ONU diz que campanha antidrogas alimentou os cartéis
da Folha Online
A ONU (Organização das Nações Unidas) afirmou nesta quarta-feira que sua campanha antidrogas teve um resultado contrário ao esperado, fazendo os cartéis ficarem tão ricos a ponto de poderem usar suborno para alcançarem os mercados da África Ocidental e da América Central.
A campanha de dez anos diminuiu a produção de narcóticos e o número de usuários, afirmou o chefe do programa, Antonio Maria Costa, mas as quadrilhas estavam usando seus enormes lucros para minar a segurança e o desenvolvimento em nações já contaminadas pela pobreza, o desemprego e a Aids.
"Quando gangues podem comprar eleições, candidatos, e partidos políticos, em apenas uma palavra, poder, as consequências só podem ser altamente desestabilizadoras", afirmou Costa, diretor do Escritório da ONU para as Drogas e o Crime (UNODC).
"Podemos reagir de forma emocional ou racional. A reação emocional é simplesmente dizer "Vamos legalizar as drogas e destruiremos o mercado". Isto é uma simplificação", disse.
A ONU diz que o mercado das drogas ilícitas mata 200 mil pessoas e movimenta US$ 320 bilhões ao ano, número equivalente ao da economia da Suécia. "As drogas são ilegais porque são prejudiciais. Não são prejudiciais por serem ilegais", reiterou.
O problema, segundo Costa, foi formado pelo fracasso de vários países em levar a sério as convenções da ONU contra o crime e a corrupção. "Como resultado, várias nações agora enfrentam uma situação criminosa em grande parte causada por sua própria escolha. Isso é muito ruim. Pior é o fato de que, frequentemente, vizinhos vulneráveis pagam um preço ainda maior", acrescentou.
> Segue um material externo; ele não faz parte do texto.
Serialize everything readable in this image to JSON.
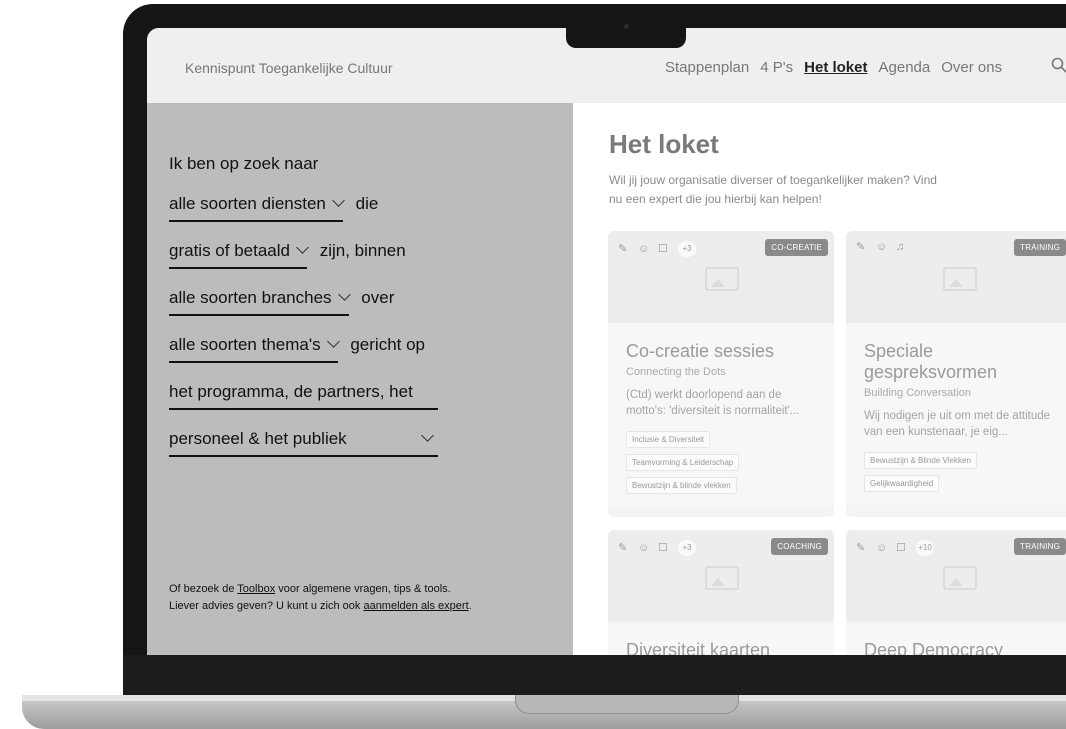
{
  "header": {
    "brand": "Kennispunt Toegankelijke Cultuur",
    "nav": [
      "Stappenplan",
      "4 P's",
      "Het loket",
      "Agenda",
      "Over ons"
    ],
    "active_nav": "Het loket"
  },
  "filters": {
    "intro": "Ik ben op zoek naar",
    "rows": [
      {
        "value": "alle soorten diensten",
        "suffix": "die"
      },
      {
        "value": "gratis of betaald",
        "suffix": "zijn, binnen"
      },
      {
        "value": "alle soorten branches",
        "suffix": "over"
      },
      {
        "value": "alle soorten thema's",
        "suffix": "gericht op"
      },
      {
        "value": "het programma, de partners, het",
        "suffix": ""
      },
      {
        "value": "personeel & het publiek",
        "suffix": ""
      }
    ]
  },
  "footer": {
    "line1_pre": "Of bezoek de ",
    "toolbox_link": "Toolbox",
    "line1_post": " voor algemene vragen, tips & tools.",
    "line2_pre": "Liever advies geven? U kunt u zich ook ",
    "expert_link": "aanmelden als expert",
    "line2_post": "."
  },
  "main": {
    "title": "Het loket",
    "lead": "Wil jij jouw organisatie diverser of toegankelijker maken? Vind nu een expert die jou hierbij kan helpen!"
  },
  "cards": [
    {
      "badge": "CO-CREATIE",
      "more": "+3",
      "icons": [
        "brush-icon",
        "mask-icon",
        "signlanguage-icon"
      ],
      "title": "Co-creatie sessies",
      "subtitle": "Connecting the Dots",
      "desc": "(Ctd) werkt doorlopend aan de motto's: 'diversiteit is normaliteit'...",
      "tags": [
        "Inclusie & Diversiteit",
        "Teamvorming & Leiderschap",
        "Bewustzijn & blinde vlekken"
      ]
    },
    {
      "badge": "TRAINING",
      "more": "",
      "icons": [
        "brush-icon",
        "mask-icon",
        "music-icon"
      ],
      "title": "Speciale gespreksvormen",
      "subtitle": "Building Conversation",
      "desc": "Wij nodigen je uit om met de attitude van een kunstenaar, je eig...",
      "tags": [
        "Bewustzijn & Blinde Vlekken",
        "Gelijkwaardigheid"
      ]
    },
    {
      "badge": "COACHING",
      "more": "+3",
      "icons": [
        "brush-icon",
        "mask-icon",
        "signlanguage-icon"
      ],
      "title": "Diversiteit kaarten",
      "subtitle": "",
      "desc": "",
      "tags": []
    },
    {
      "badge": "TRAINING",
      "more": "+10",
      "icons": [
        "brush-icon",
        "mask-icon",
        "signlanguage-icon"
      ],
      "title": "Deep Democracy",
      "subtitle": "",
      "desc": "",
      "tags": []
    }
  ]
}
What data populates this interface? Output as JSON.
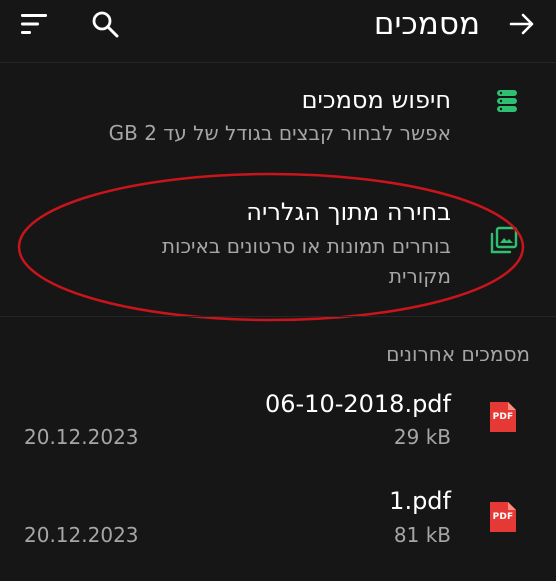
{
  "appbar": {
    "title": "מסמכים",
    "back_icon": "arrow-right-icon",
    "sort_icon": "sort-icon",
    "search_icon": "search-icon"
  },
  "options": [
    {
      "icon": "storage-icon",
      "title": "חיפוש מסמכים",
      "description": "אפשר לבחור קבצים בגודל של עד 2 GB"
    },
    {
      "icon": "gallery-icon",
      "title": "בחירה מתוך הגלריה",
      "description": "בוחרים תמונות או סרטונים באיכות מקורית"
    }
  ],
  "recent": {
    "header": "מסמכים אחרונים",
    "files": [
      {
        "icon_label": "PDF",
        "name": "06-10-2018.pdf",
        "size": "29 kB",
        "date": "20.12.2023"
      },
      {
        "icon_label": "PDF",
        "name": "1.pdf",
        "size": "81 kB",
        "date": "20.12.2023"
      }
    ]
  },
  "colors": {
    "background": "#161616",
    "accent_green": "#2fbf71",
    "pdf_red": "#e53935",
    "highlight_red": "#c8151c"
  }
}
Costa falou sobre o tema na abertura de um encontro da Comissão de Drogas Narcóticas da ONU para avaliar os resultados de uma década de trabalhos desde que uma sessão especial na Assembleia Geral das Nações Unidas estabeleceu metas para combater os produtores de drogas, os traficantes e restringir os usuários.
Futuro
Esboçando, em meio a discordâncias internas, maneiras de tornar a política antidrogas mais eficiente, as 53 nações da comissão devem assinar uma declaração na quinta-feira, na qual se comprometem a programar a luta contra o narcotráfico para os próximos dez anos.
"Se olharmos para as dimensões físicas do problema -- toneladas de produção [de narcóticos] e números de viciados -- podemos falar que a humanidade fez progressos mensuráveis [desde 1998]", disse Costa.
O número de viciados pelo mundo ficou estável por vários anos, com a demanda caindo para algumas drogas e aumentando para outras. Mas ele admitiu que os mercados mundiais ainda são abastecidos com cerca de mil toneladas de heroína, mil toneladas de cocaína e um volume incalculável de maconha e drogas sintéticas.
Críticos da política antidrogras dos Estados Unidos querem maior esforço para a implementação de políticas de "redução de danos", como trocas de agulhas para prevenir a disseminação do HIV, ou até mesmo a legalização, para remover o elemento da máfia, responsável por sangrentas guerras e a falência de Estados.
Costa concorda com as medidas de "redução de danos", mas classificou as propostas de legalização como "extremas" e desorientadas.
"Devemos investir na linha sólida entre a criminalização e a legalização --moldando nossos esforços coletivos contra as drogas menos como uma guerra, e mais como um esforço para curar uma doença social", completou.